Ils sont arrivés en bus, le 2 novembre, vers minuit : 36 adolescents soudanais, le bonnet tiré jusqu’aux yeux, en tongs et t-shirt, chacun muni d’un sac. Fermés, méfiants, inquiets. Evacués du campement de Calais le matin même, accompagnés de fonctionnaires britanniques et escortés par des gendarmes. « Ils ne savaient pas où ils étaient, ni qui nous étions », lâche Guillaume Mery, le responsable du lieu, encore plein de la gravité de cet instant.
La scène s’est déroulée à Châtillon-d’Azergues (Rhône), une petite commune de 2 200 habitants, au nord de Lyon. A l’écart du village, en pleine campagne, devant le château de Lassalle, haute et massive demeure bourgeoise entourée d’un parc verdoyant, un comité d’accueil attendait les 36 jeunes : Pierre Castoldi, sous-préfet de Villefranche-sur-Saône, Bernard Marconnet, maire de Châtillon-d’Azergues, Philippe Mortel, directeur général adjoint de la Fondation OVE, et Guillaume Mery, responsable du site. Ceux-ci venaient d’ouvrir les portes de ce centre d’accueil et d’orientation de mineurs non accompagnés (CAOMI), créé la veille par une circulaire du ministère de la Justice(1).
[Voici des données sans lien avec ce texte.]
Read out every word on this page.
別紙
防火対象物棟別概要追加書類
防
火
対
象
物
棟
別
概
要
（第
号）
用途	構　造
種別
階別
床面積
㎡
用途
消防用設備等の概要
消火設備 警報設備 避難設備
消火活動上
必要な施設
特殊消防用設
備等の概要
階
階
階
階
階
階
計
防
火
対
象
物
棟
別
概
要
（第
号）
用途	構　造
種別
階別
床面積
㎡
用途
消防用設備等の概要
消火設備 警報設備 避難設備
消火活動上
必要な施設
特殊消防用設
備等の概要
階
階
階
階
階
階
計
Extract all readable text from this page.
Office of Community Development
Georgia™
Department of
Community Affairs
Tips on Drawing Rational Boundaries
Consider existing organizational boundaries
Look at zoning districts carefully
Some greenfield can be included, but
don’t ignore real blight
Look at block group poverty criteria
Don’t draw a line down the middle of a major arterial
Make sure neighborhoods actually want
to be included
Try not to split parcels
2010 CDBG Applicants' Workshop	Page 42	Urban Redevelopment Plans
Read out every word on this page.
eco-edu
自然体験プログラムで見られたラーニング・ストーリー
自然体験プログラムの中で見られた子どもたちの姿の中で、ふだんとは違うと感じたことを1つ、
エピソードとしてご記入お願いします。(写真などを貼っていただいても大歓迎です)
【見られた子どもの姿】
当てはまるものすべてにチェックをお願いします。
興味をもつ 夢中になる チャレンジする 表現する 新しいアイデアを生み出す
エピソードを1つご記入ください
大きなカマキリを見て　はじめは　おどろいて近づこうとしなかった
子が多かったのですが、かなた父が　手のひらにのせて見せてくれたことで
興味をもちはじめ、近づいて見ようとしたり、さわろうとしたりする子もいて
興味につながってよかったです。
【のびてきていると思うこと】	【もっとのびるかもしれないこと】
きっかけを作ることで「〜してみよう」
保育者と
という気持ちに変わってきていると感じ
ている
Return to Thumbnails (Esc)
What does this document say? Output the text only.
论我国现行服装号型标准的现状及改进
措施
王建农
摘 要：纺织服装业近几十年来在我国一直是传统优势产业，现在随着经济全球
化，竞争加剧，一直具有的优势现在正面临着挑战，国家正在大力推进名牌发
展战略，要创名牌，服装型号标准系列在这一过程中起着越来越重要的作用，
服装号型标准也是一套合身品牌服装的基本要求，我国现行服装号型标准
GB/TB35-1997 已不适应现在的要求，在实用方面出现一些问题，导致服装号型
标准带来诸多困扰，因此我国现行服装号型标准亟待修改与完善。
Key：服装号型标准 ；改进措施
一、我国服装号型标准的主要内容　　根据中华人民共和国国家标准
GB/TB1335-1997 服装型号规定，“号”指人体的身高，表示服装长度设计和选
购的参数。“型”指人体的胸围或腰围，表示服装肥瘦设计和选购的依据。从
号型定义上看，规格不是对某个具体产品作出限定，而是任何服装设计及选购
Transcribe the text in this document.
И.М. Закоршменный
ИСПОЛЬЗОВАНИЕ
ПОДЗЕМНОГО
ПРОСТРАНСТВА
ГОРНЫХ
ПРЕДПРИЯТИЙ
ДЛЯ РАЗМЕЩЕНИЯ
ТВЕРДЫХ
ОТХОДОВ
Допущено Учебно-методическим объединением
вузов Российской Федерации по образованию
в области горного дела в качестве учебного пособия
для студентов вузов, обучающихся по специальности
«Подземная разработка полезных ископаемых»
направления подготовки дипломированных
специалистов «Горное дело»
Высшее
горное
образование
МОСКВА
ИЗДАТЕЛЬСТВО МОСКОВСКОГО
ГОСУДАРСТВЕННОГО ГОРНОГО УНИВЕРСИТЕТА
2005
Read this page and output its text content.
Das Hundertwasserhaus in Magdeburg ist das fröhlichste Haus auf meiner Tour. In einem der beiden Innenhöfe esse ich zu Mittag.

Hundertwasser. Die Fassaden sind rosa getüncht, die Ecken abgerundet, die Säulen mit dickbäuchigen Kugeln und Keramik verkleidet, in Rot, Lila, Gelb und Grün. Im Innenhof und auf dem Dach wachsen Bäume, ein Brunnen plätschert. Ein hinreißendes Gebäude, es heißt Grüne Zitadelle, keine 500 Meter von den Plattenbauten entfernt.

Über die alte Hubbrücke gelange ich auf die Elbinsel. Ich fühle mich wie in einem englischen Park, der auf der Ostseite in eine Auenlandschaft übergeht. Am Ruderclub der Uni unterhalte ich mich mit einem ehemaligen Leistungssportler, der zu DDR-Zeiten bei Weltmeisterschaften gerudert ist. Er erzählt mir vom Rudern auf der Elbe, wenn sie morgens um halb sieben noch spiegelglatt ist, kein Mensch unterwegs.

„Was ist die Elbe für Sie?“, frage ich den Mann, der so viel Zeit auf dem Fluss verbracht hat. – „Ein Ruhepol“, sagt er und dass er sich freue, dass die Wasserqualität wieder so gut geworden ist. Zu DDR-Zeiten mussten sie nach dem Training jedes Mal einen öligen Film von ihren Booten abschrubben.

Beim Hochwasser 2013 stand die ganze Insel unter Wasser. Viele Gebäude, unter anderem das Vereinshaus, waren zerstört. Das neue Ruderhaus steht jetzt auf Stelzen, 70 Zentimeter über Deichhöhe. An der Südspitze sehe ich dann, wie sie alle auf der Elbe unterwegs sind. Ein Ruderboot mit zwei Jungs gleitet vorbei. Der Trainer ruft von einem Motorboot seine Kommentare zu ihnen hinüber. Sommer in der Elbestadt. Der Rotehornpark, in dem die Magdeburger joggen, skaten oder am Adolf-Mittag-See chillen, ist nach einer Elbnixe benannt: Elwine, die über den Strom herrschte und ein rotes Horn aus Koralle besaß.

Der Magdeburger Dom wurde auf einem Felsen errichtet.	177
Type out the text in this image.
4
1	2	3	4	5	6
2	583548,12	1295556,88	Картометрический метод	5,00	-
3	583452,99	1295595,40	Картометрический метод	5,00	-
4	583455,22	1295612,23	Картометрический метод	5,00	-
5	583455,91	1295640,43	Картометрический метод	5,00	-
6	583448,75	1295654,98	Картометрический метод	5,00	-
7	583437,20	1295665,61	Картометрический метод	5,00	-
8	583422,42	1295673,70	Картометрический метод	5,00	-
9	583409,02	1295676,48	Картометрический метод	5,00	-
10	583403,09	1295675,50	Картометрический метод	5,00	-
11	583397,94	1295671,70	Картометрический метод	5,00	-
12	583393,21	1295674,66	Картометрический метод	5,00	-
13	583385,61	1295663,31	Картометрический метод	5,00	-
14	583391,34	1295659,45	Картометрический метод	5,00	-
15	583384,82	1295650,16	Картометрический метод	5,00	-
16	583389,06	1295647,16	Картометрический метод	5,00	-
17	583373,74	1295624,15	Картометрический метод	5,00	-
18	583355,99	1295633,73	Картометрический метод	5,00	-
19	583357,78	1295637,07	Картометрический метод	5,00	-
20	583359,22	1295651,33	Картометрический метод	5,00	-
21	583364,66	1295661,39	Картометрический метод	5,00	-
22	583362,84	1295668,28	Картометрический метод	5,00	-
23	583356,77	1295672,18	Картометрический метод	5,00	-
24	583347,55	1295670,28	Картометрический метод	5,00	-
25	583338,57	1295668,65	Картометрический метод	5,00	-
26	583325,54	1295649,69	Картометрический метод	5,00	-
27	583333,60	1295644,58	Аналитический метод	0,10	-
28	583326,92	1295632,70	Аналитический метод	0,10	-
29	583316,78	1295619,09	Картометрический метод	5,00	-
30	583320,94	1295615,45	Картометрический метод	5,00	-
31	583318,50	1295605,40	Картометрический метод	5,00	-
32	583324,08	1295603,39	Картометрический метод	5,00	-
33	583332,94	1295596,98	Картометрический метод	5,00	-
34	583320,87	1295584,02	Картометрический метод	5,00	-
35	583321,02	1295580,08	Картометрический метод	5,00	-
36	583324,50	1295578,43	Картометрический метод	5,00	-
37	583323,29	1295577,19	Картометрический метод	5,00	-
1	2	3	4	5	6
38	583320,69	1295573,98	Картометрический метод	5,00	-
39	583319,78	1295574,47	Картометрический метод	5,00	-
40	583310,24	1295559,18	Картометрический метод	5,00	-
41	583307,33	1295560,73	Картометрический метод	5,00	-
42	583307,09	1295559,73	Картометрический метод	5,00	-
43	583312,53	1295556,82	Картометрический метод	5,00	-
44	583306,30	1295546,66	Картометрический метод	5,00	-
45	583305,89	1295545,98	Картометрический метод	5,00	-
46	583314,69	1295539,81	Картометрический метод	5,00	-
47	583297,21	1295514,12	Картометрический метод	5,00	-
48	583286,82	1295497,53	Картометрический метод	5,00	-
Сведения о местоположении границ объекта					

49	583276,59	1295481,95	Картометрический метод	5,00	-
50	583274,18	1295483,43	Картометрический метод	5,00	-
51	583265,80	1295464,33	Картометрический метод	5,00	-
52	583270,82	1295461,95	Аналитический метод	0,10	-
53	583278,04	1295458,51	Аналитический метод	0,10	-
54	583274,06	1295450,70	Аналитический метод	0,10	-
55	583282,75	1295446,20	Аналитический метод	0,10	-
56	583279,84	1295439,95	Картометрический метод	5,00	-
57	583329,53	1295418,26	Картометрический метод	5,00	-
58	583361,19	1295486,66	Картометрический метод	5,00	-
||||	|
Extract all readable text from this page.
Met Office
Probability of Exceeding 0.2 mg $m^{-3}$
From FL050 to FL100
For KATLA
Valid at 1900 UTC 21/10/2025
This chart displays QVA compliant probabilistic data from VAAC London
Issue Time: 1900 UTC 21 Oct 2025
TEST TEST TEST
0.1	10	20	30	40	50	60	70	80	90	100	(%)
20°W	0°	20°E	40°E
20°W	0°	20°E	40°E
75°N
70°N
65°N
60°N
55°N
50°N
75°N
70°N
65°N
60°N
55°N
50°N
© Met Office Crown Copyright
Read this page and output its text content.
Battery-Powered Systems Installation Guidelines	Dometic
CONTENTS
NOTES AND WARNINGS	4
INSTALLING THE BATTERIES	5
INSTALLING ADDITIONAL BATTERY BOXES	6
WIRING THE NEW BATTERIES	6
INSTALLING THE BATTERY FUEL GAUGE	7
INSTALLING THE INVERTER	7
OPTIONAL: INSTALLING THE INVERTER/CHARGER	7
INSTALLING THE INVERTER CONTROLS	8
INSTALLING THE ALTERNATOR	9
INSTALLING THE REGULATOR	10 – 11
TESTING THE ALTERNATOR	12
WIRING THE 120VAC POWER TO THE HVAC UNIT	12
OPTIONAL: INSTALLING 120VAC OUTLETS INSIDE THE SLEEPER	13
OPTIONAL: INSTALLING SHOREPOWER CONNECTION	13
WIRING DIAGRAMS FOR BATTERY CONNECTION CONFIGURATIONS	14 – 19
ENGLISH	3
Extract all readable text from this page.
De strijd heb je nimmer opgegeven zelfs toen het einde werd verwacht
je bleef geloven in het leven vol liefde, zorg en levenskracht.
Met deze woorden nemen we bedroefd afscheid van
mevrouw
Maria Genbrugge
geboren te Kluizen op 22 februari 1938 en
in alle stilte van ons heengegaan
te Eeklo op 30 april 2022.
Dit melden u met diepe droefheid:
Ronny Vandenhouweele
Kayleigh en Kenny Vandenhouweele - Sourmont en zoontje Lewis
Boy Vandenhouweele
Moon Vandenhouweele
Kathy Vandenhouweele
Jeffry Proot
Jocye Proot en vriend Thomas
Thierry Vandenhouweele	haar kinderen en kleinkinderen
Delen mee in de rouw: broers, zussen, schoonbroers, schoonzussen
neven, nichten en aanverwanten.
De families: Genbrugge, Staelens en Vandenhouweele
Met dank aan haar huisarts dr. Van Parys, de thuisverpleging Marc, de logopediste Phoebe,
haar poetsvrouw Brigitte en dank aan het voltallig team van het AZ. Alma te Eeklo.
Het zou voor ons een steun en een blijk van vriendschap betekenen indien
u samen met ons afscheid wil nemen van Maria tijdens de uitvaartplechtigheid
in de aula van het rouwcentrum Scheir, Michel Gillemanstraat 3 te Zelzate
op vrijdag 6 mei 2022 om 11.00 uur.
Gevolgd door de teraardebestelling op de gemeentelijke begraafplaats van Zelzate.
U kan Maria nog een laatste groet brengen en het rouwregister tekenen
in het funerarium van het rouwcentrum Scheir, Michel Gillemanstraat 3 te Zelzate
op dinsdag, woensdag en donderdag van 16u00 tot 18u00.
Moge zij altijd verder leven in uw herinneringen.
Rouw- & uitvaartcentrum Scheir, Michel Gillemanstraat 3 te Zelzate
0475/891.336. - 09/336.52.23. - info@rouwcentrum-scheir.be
Sa mission : assurer la mise à l’abri en urgence de ces jeunes exilés âgés de 14 à 17 ans.
Dans la maison, un repas chaud les attendait, ainsi que de vraies chambres avec des lits, ce qu’ils n’avaient pas connu depuis longtemps. « Je leur ai dit : “Prenez du repos, on est là pour vous, à votre écoute.” Je leur ai promis le calme et la sécurité, raconte Guillaume Mery. Ils ne nous croyaient pas, ils avaient peur d’être parqués. » Comment auraient-ils pu avoir confiance, eux qui s’étaient retrouvés seuls en exil, dans des conditions de vie extrêmement précaires et dans l’attente sans fin d’un passage en Angleterre ? Comment rassurer ces adolescents plongés dans une incertitude désespérante quant à leur seul projet – trouver refuge outre-Manche – et dans une insécurité fondamentale – enfants sans famille, sans foyer, sans papiers ?
Face à ce défi difficile à relever, un CAOMI n’offre qu’un cadre transitoire(2) : un hébergement et un suivi pour une durée de trois mois sous la responsabilité directe de l’Etat français, en attendant qu’une solution se dessine. Soit l’asile en Grande-Bretagne, soit une demande d’asile en France et, en ce cas, une prise en charge par la protection de l’enfance ou, pour les jeunes devenus majeurs, par d’autres services ou institutions. De fait, le CAOMI n’a rien à voir avec une structure du secteur social ou médico-social. Ici, pas de projet d’établissement, pas de contrat de séjour ni de rattachement à l’aide sociale à l’enfance. « Nous ne sommes pas tuteur ou administrateur de ces jeunes, précise Philippe Mortel. Nous avons trois missions. La première est humanitaire : les mettre à l’abri, en urgence, dans de bonnes conditions, leur offrir un toit, à manger, des habits, des soins… La deuxième est de leur permettre de se sentir bien, de respecter leur intimité, leur personnalité, de les mettre en confiance. Il faut les remettre à leur place d’adolescents. Notre troisième mission consiste à apporter la réponse la plus structurante possible, notamment en les scolarisant. »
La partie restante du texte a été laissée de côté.